Lady lawmaker files bill declaring hazing as a criminal offense
OFFICIALS and members of fraternities involved in hazing rituals face life imprisonment under a bill declaring such act as criminal offense.
“We should make all hazing a crime with penalties ranging from fines to life imprisonment, depending on the seriousness of the hazing incident,” said Rep. Bernadette Herrera-Dy (Party-list, Bagong Henerasyon), author of House Bill 6084, said.
However, exempted from the coverage of the bill are the physical, mental and psychological testing and training procedure and practices to determine and enhance the physical, mental and psychological
fitness of prospective regular members of the Armed Force of the Philippines (AFP) and the Philippine National Police (PNP).
Also exempted from the coverage are the customary athletic events or other similar contests or competitions or any activity or conduct that furthers a legal and legitimate objective.
Herrera-Dy cited the Lenny Villa hazing case that highlighted a number of issues related to anti-hazing legislation, some of which have already been corrected between the time of the incident and the
Supreme Court’s final ruling.
“This bill incorporates both the suggested corrections by the Supreme Court in the Villa case as well as additional changes based on similarly devastating incidents and subsequent legislation in the United States,” Herrera-Dy said.
Under the bill, all hazing activities will be declared illegal, instead of just being regulated under the present law.
“This proposed legislation opens perpetrators up to civil, as well as criminal, liability for their participation in hazing activities and ensures that perpetrators are vulnerable to the most severe criminal liability available, either through this Act or an alternate criminal penalty calling for even more severe punishment,” Herrera-Dy said.
Under the bill, hazing was defined as an intentional, knowing, or reckless act by a person acting along or acting with others that is directed against an individual and that the person knew or should have known, endangers the physical health or safety of the individual.
Hazing includes, but is not limited to, pressuring or coercing the individual into violating the law, any brutality of a physical nature, such as whipping, beating, striking, branding, electronic shocking, placing of a harmful substance on the body, or similar activity, exposure to the elements, forced consumption of any food, liquor, drug, or other substance.
Furthermore, hazing includes other forced physical activity that subjects the individual to an unreasonable risk of harm or that could adversely affect the physical health or safety of the individual.
It also includes “any activity that would subject the individual to extreme mental stress, such as sleep deprivation, forced confinement in a small space, forced exclusion from social contact, forced conduct
that could result in extreme embarrassment, or other forced activity that could adversely affect the mental health or dignity of the individual.”
The hazing results in death, rape, sodomy or mutilation, a penalty of life imprisonment shall be imposed.
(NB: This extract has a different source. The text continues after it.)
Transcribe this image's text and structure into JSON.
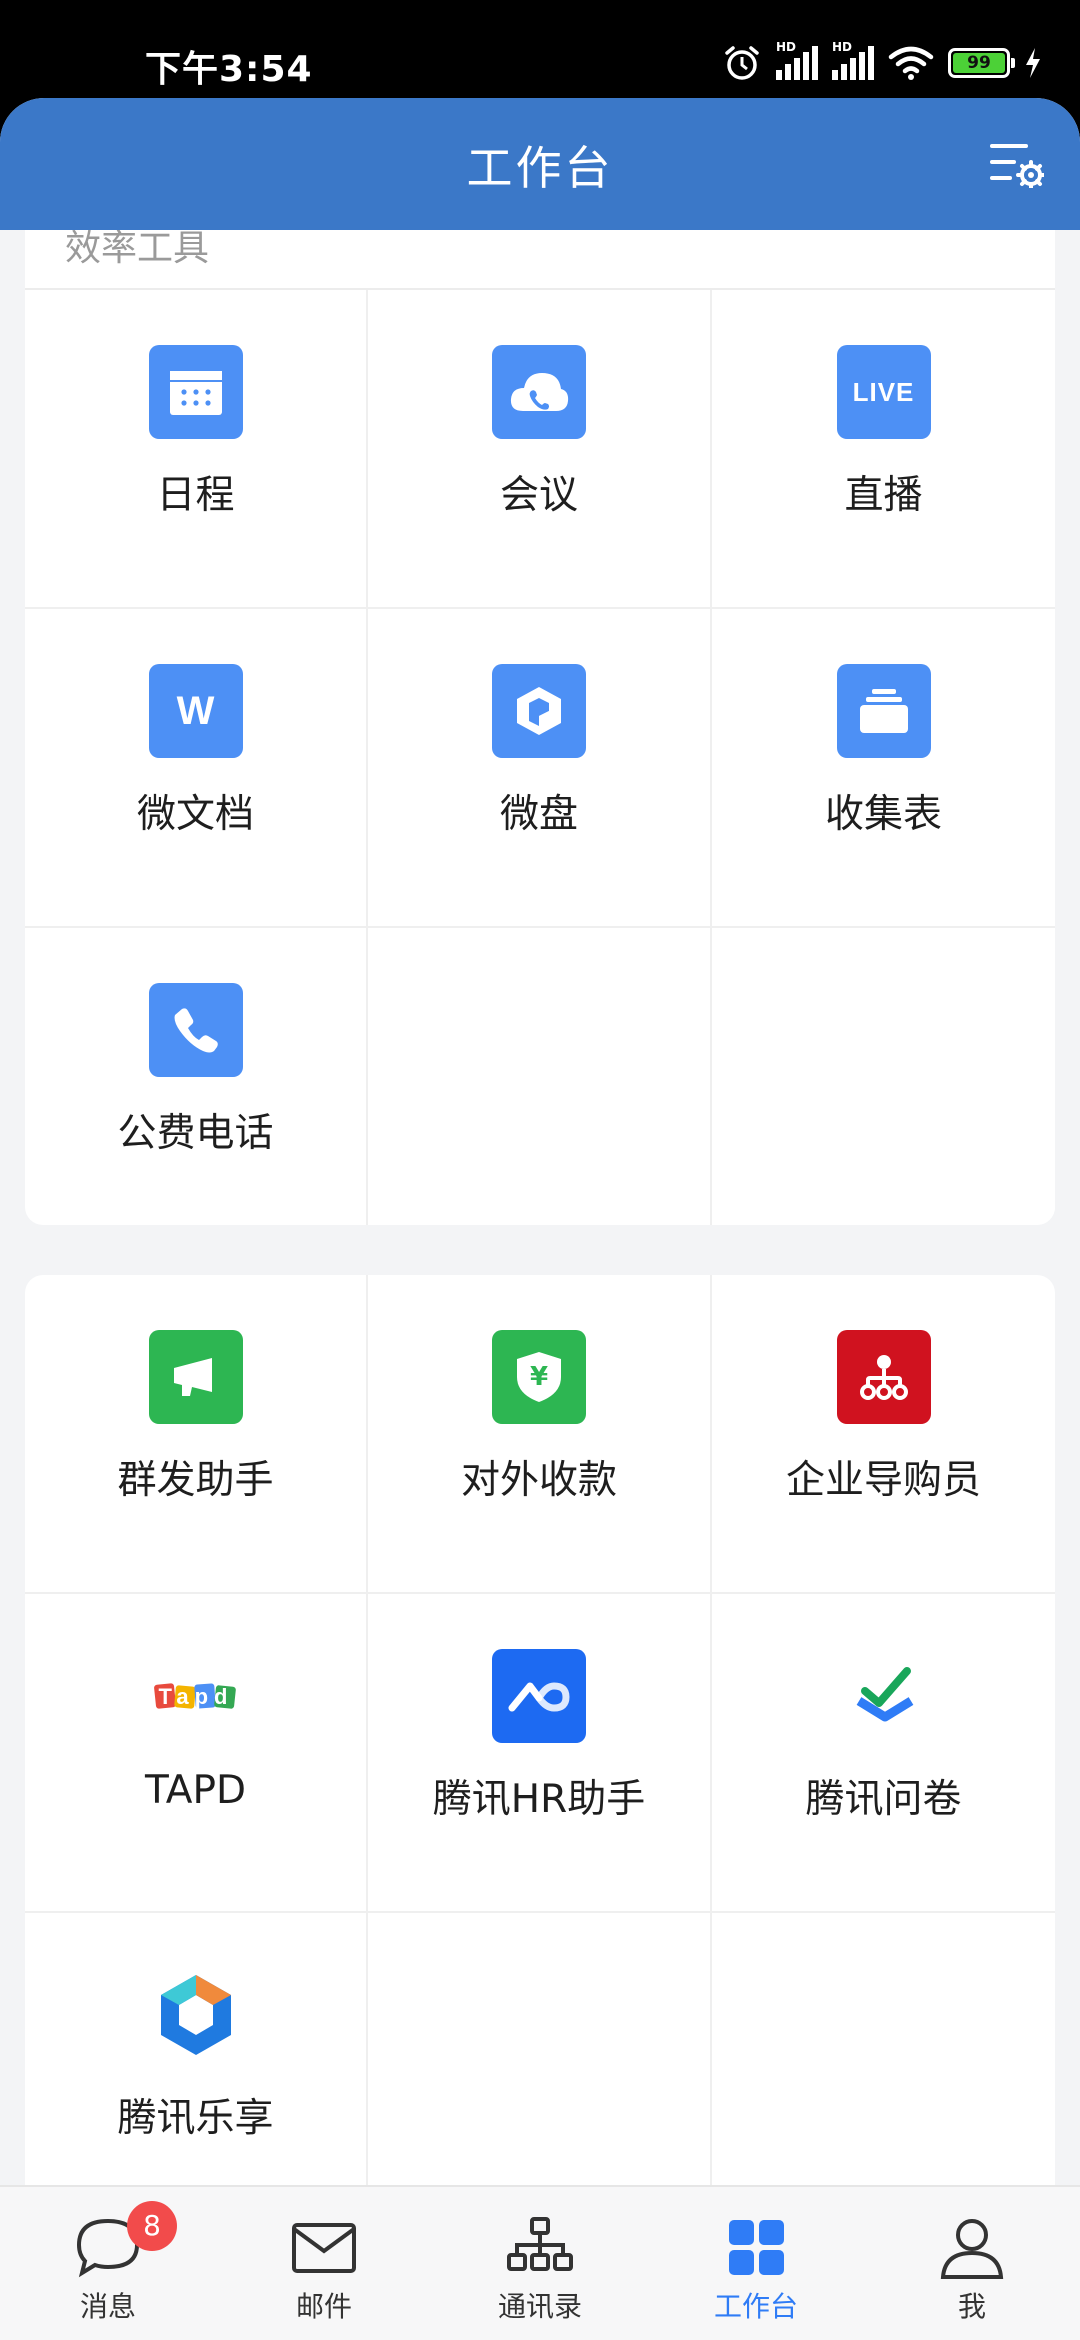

Violators face 17 to 20 years imprisonment if in consequence of the hazing the victim shall become
insane, imbecile, impotent or blind.
Violators also face the penalty of 14 to 17 years imprisonment if the victim shall have lost the use of speech or the power to hear or to smell, or shall have lost an eye, a hand, a foot, an arm or a leg.
Likewise, if the victim shall have become deformed or shall have lost any other part of his body, or shall have lost the use thereof, or shall have been ill or incapacitated rendering the victim not fit to
work for a period more than 90 days, the penalty on the guilty party shall be 12 to 14 years.
The bill, on a graduated scale, also impose penalties down to the short period of six months and one day and a penalty of not more than P50,000 if in consequence of the hazing the victim did not sustain and
was not subjected to substantial risk or physical injury or death.